Another beat remake, but this one shoves in a muffled wood-block rhythm on the offbeat that isn't in the original nor, for that matter, any of the other beat remakes. Very distracting and cheap-sounding.

DJ Kushingham Productions:


What lies at the bottom of the barrel? Another instrumental “remake” that's actually just an original beat. This is the laziest, most annoying one yet, a lethargic dirge that shuffles between two notes. With prominent bongos. By the time the trap drums and twinkling lead line comes in, it sounds more like a Three 6 Mafia lift than a “White Iverson” lift. And no, you don't get any points for ripping off something I like better if your beat sucks this much.

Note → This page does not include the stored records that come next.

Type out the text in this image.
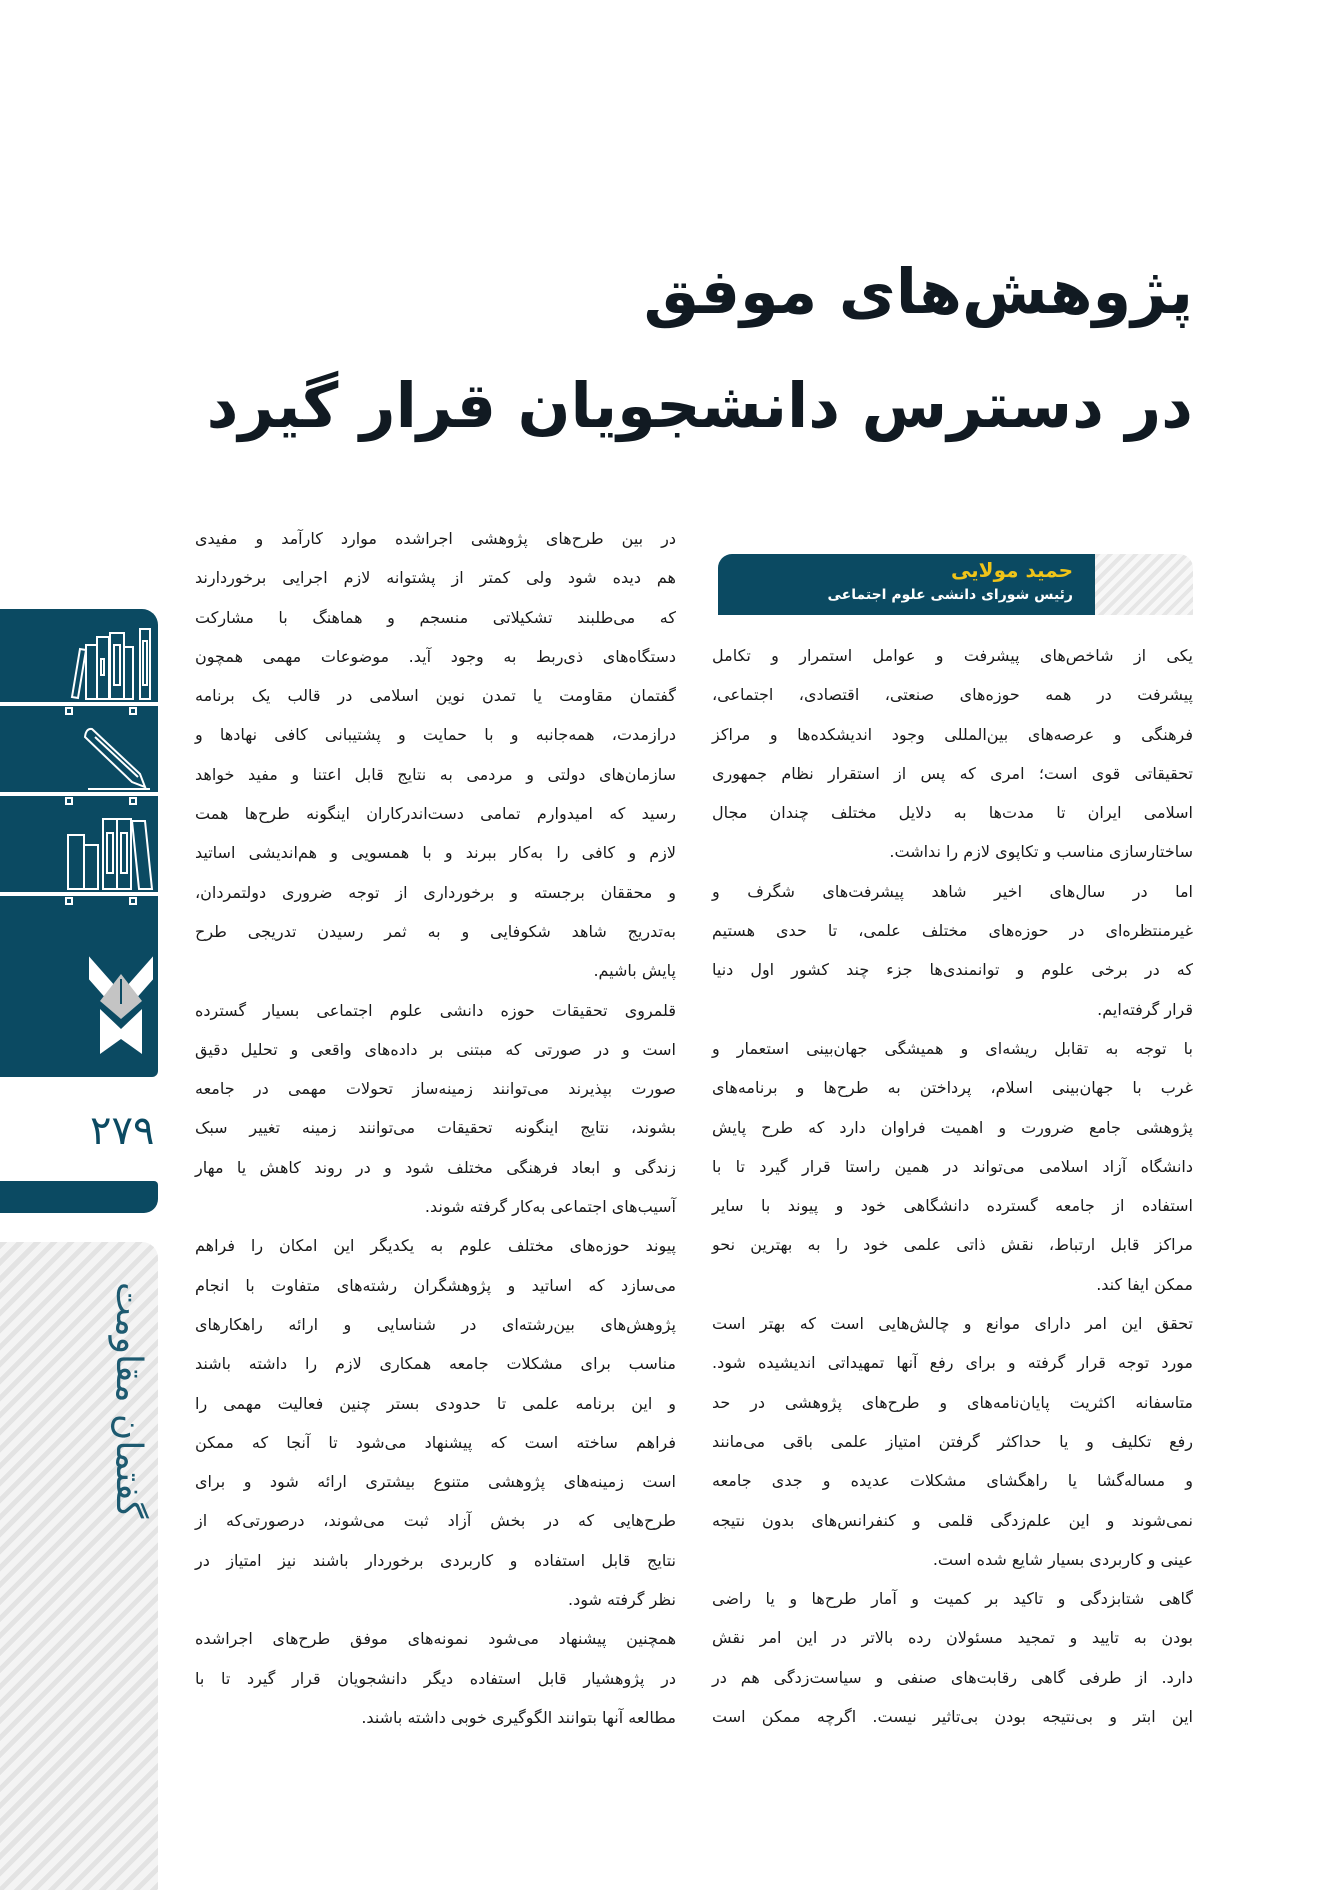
پژوهش‌های موفق
در دسترس دانشجویان قرار گیرد
حمید مولایی
رئیس شورای دانشی علوم اجتماعی
یکی از شاخص‌های پیشرفت و عوامل استمرار و تکامل
پیشرفت در همه حوزه‌های صنعتی، اقتصادی، اجتماعی،
فرهنگی و عرصه‌های بین‌المللی وجود اندیشکده‌ها و مراکز
تحقیقاتی قوی است؛ امری که پس از استقرار نظام جمهوری
اسلامی ایران تا مدت‌ها به دلایل مختلف چندان مجال
ساختارسازی مناسب و تکاپوی لازم را نداشت.
اما در سال‌های اخیر شاهد پیشرفت‌های شگرف و
غیرمنتظره‌ای در حوزه‌های مختلف علمی، تا حدی هستیم
که در برخی علوم و توانمندی‌ها جزء چند کشور اول دنیا
قرار گرفته‌ایم.
با توجه به تقابل ریشه‌ای و همیشگی جهان‌بینی استعمار و
غرب با جهان‌بینی اسلام، پرداختن به طرح‌ها و برنامه‌های
پژوهشی جامع ضرورت و اهمیت فراوان دارد که طرح پایش
دانشگاه آزاد اسلامی می‌تواند در همین راستا قرار گیرد تا با
استفاده از جامعه گسترده دانشگاهی خود و پیوند با سایر
مراکز قابل ارتباط، نقش ذاتی علمی خود را به بهترین نحو
ممکن ایفا کند.
تحقق این امر دارای موانع و چالش‌هایی است که بهتر است
مورد توجه قرار گرفته و برای رفع آنها تمهیداتی اندیشیده شود.
متاسفانه اکثریت پایان‌نامه‌های و طرح‌های پژوهشی در حد
رفع تکلیف و یا حداکثر گرفتن امتیاز علمی باقی می‌مانند
و مساله‌گشا یا راهگشای مشکلات عدیده و جدی جامعه
نمی‌شوند و این علم‌زدگی قلمی و کنفرانس‌های بدون نتیجه
عینی و کاربردی بسیار شایع شده است.
گاهی شتابزدگی و تاکید بر کمیت و آمار طرح‌ها و یا راضی
بودن به تایید و تمجید مسئولان رده بالاتر در این امر نقش
دارد. از طرفی گاهی رقابت‌های صنفی و سیاست‌زدگی هم در
این ابتر و بی‌نتیجه بودن بی‌تاثیر نیست. اگرچه ممکن است
در بین طرح‌های پژوهشی اجراشده موارد کارآمد و مفیدی
هم دیده شود ولی کمتر از پشتوانه لازم اجرایی برخوردارند
که می‌طلبند تشکیلاتی منسجم و هماهنگ با مشارکت
دستگاه‌های ذی‌ربط به وجود آید. موضوعات مهمی همچون
گفتمان مقاومت یا تمدن نوین اسلامی در قالب یک برنامه
درازمدت، همه‌جانبه و با حمایت و پشتیبانی کافی نهادها و
سازمان‌های دولتی و مردمی به نتایج قابل اعتنا و مفید خواهد
رسید که امیدوارم تمامی دست‌اندرکاران اینگونه طرح‌ها همت
لازم و کافی را به‌کار ببرند و با همسویی و هم‌اندیشی اساتید
و محققان برجسته و برخورداری از توجه ضروری دولتمردان،
به‌تدریج شاهد شکوفایی و به ثمر رسیدن تدریجی طرح
پایش باشیم.
قلمروی تحقیقات حوزه دانشی علوم اجتماعی بسیار گسترده
است و در صورتی که مبتنی بر داده‌های واقعی و تحلیل دقیق
صورت بپذیرند می‌توانند زمینه‌ساز تحولات مهمی در جامعه
بشوند، نتایج اینگونه تحقیقات می‌توانند زمینه تغییر سبک
زندگی و ابعاد فرهنگی مختلف شود و در روند کاهش یا مهار
آسیب‌های اجتماعی به‌کار گرفته شوند.
پیوند حوزه‌های مختلف علوم به یکدیگر این امکان را فراهم
می‌سازد که اساتید و پژوهشگران رشته‌های متفاوت با انجام
پژوهش‌های بین‌رشته‌ای در شناسایی و ارائه راهکارهای
مناسب برای مشکلات جامعه همکاری لازم را داشته باشند
و این برنامه علمی تا حدودی بستر چنین فعالیت مهمی را
فراهم ساخته است که پیشنهاد می‌شود تا آنجا که ممکن
است زمینه‌های پژوهشی متنوع بیشتری ارائه شود و برای
طرح‌هایی که در بخش آزاد ثبت می‌شوند، درصورتی‌که از
نتایج قابل استفاده و کاربردی برخوردار باشند نیز امتیاز در
نظر گرفته شود.
همچنین پیشنهاد می‌شود نمونه‌های موفق طرح‌های اجراشده
در پژوهشیار قابل استفاده دیگر دانشجویان قرار گیرد تا با
مطالعه آنها بتوانند الگوگیری خوبی داشته باشند.
۲۷۹
گفتمان مقاومت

“DJ Kushingham” is a great name, though.

Money Woe (Acapella):


CHRIST WHY

***

“White Iverson” isn't impossible to successfully translate. Most of these covers did a mixed job of it, but out of all the options, Grace Mitchell does the best job at flipping the song and adding new dimensions to it. Honorable mentions go to Delux Twins and DJ Pro Code. Gotta give some love to Krojoe and Shady Boy Pi even if what they made wasn't “White Iverson.”

This might surprise you, but listening to all these different takes on “White Iverson” doesn't destroy or wear out my love for the song. I'm listening to the original again as we speak, with a new appreciation for how delicate the mix of elements needed to be for it to come off right. How much the song's heart relied on Post's particular talent for words and sounds. Actually kind of sad that he went straight into self-parody with "Congratulations" instead of building a larger discography as an underground rapper doing what he does best. But we'll always have "White Iverson." And "White Iverson." Also "White Iverson." "Don't forget about "White Iverson"!